Surgical workflow analysis is an important safety guard for the surgeon: with it, a computer is able to scan a video of a surgery, either offline after it has already been performed or online during the surgery itself, and automatically identify at what stage the surgery is at.
Endoscopy has revolutionized the field of surgery by allowing many procedures to be performed in a minimally invasive manner. However, success of the surgery is highly dependent on the endoscopist’s skill and experience, as tighter spatial constraints both for the camera and the surgical instruments mean that precise manual control is required.
AI and computer vision have the potential to aid the surgeon and improve the quality of the procedure.
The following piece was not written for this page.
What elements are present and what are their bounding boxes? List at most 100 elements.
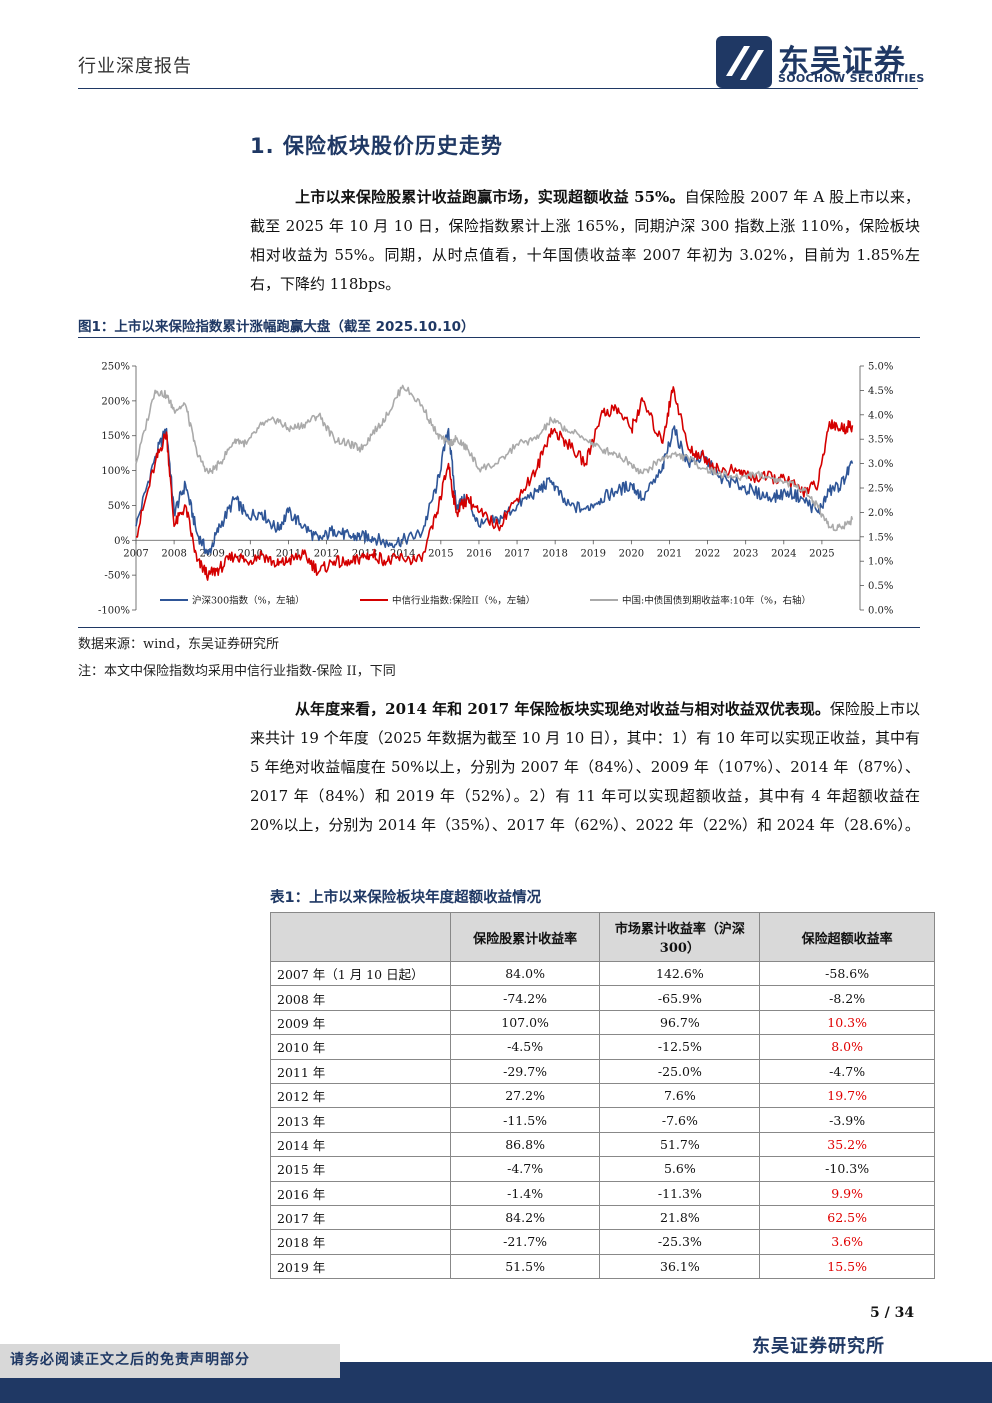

Some examples of their use are in surgical workflow analysis and surgical instrument detection. These applications bring many benefits and lay the groundwork for what will one day be the holy grail of computer-aided surgery – fully robotic surgery.
With surgical workflow analysis, a computer is able to scan a video of a surgery, either offline after it has already been performed or online during the surgery itself, and automatically identify at what stage the surgery is at. This is an important safety guard for the surgeon. If the surgery is at a specific stage and the surgeon tries to use a tool which is not suitable at that point, then the computer can alert them to that fact.
The computer can also suggest to the surgeon what the next step should be. It could suggest they use a specific tool or display pertinent information at any given time. For example, if the operation is to remove a growth and the computer identifies that the growth is visible, then it can display that information together with any other relevant information for the surgeon.
Another interesting application of workflow analysis is for assessing the remaining time of surgery. For example, in a hospital setting where there are many operating rooms and patients awaiting surgery, it is useful to have an estimate of how much more time remains for each procedure. This is something that the computer can do based on the analysis of the video being streamed.
Offline video analysis can be useful for building a database of video segments, for training and for quality assessment of the surgeon.
Initial attempts to deal with surgical workflow analysis were based on visual cues. Visual cues are where it is known that in a procedure at a certain point a specific instrument will be used, or something will be seen. These cues were programmed into a computer or algorithm so that it knew that this frame belonged to this stage and that frame belonged to another stage.
This process was specifically tailored to each procedure. However, it is much better to have something more generalized which can be used for different types of procedure. That is why deep learning is the way forward.
Work on deep learning was frame-based originally. The computer looked at an individual frame without the context of the full video. Convolutional neural networks (CNNs) were used to analyze the frame and identify to which stage it belonged. This had limited success because each frame is part of a sequence. If you are able to analyze a sequence as a whole, you have a better chance of knowing with stage you are looking at.
Another approach is to compare every two frames. A siamese neural network can compare different frames and decide which one comes before the next and this can be used to place the frames in the correct order.
A more complex approach is to use recurrent neural networks, or more specifically, Long Short-Term Memory (LSTM) networks, which analyze a temporal sequence of frames and look for specific cues in the whole temporal sequence. One of the more advanced works uses a 3D CNN to analyze the video as a whole and find correlations. Then an LSTM network is used to do the final work and decide what stage the video is at.
LSTMs are tricky to train and use – Daniel Tomer, algorithm Team Leader at RSIP Vision, comments – The recurrent nature of the model makes it harder to visualize and, as opposed to feed forward CNNs, there is more than one way to use the model for inference. You can feed the model batches of frames and get a prediction for all of them at once, or choose to use the prediction of only the last frame of each batch, and you can also feed one frame one at a time and continuously update the inner state of the model throughout the entire process. From our experience at RSIP Vision, we found that there is no better or worse method. Each task has its unique challenges that can be solved by a different inference procedure.